Figure 5. Broad spectrum inhibition reveals that MSC-mediated capillary morphogenesis is MMP dependent

A) mCherry-transduced ECs were coated onto microcarrier beads and cultured within fibrin matrices interspersed with unlabelled MSCs. Shown are fluorescent images at day 7 of capillary network formation in vehicle (DMSO) treated cultures, those treated with 10 µM, 20 µM, or 40 µM of the broad spectrum MMP inhibitor GM6001, with 2.2 µM of the serine protease inhibitor aprotinin, or with a combination of GM6001 (10 µM) and aprotinin (2.2 µM) (“both”). Scale = 200 µm. B) Total network lengths were quantified from a minimum of 10 images over 2–3 independent experiments per condition as described in Materials and Methods. Applied concentrations of BB2516 were 3.3 and 10 µM. * P<0.05 when comparing the indicated conditions to vehicle control. One-way ANOVA followed by post-test analysis using Dunn’s method was used to compare treatment groups.

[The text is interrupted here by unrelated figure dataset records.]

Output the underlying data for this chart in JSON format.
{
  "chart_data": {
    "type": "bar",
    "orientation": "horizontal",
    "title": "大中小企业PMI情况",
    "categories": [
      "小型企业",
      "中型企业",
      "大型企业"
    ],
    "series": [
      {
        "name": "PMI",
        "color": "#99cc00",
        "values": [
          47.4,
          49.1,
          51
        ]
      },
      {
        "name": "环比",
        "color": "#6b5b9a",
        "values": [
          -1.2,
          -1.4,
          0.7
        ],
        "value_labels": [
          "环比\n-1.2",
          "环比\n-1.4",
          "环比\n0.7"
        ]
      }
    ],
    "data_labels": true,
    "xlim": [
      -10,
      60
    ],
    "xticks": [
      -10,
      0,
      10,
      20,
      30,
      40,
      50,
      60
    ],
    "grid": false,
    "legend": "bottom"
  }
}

Figure 6. Broad spectrum inhibition reveals that fibroblast-mediated capillary morphogenesis is both MMP and serine protease dependent

A) mCherry-transduced ECs were coated onto microcarrier beads and cultured within fibrin matrices interspersed with unlabelled fibroblasts. Shown are fluorescent images at day 7 of capillary network formation in vehicle (DMSO) treated cultures, those treated with 10 µM, 20 µM, or 40 µM of the broad spectrum MMP inhibitor GM6001, with 2.2 µM of the serine protease inhibitor aprotinin, or with a combination of GM6001 (10 µM) and aprotinin (2.2 µM) (“both”). Scale = 200 µm. B) Total network lengths were quantified from a minimum of 10 images over 2–3 independent experiments per condition as described in Materials and Methods. Applied concentrations of BB2516 were 3.3 and 10 µM. * P<0.05 when comparing the indicated conditions to vehicle control. One-way ANOVA followed by post-test analysis using Dunn’s method was used to compare treatment groups.

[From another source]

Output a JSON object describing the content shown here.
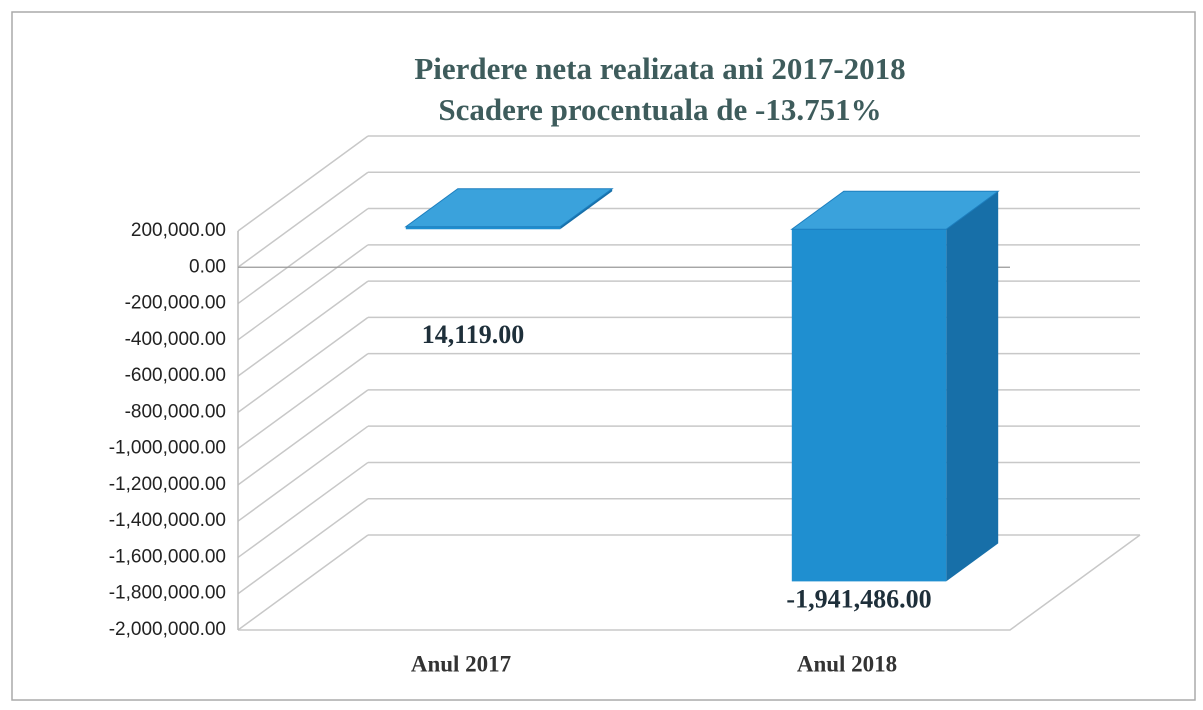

Figure 7. Endogenous inhibitors confirm that mesenchymal cells stimulate capillary morphogenesis via distinct proteolytic mechanisms

A) mCherry-transduced ECs were coated onto microcarrier beads and cultured within fibrin matrices interspersed with unlabelled MSCs (top row) or fibroblasts (bottom row). Shown are fluorescent images at day 7 of capillary network formation in vehicle (PBS) treated cultures, or those treated with 5 µg/mL TIMP1 or TIMP2, or with 25 µg/mL of a function blocking antibody directed towards uPAR (α-uPAR). Scale = 200 µm. B, C) Total network lengths were quantified from a minimum of 5 images over 2–3 independent experiments per condition as described in Materials and Methods for EC-MSC (B) and EC-fibroblast (C) cultures. * P < 0.001 when compared to vehicle control. One-way ANOVA followed by post-test analysis using the Holm-Sidak method was used to compare treatment groups.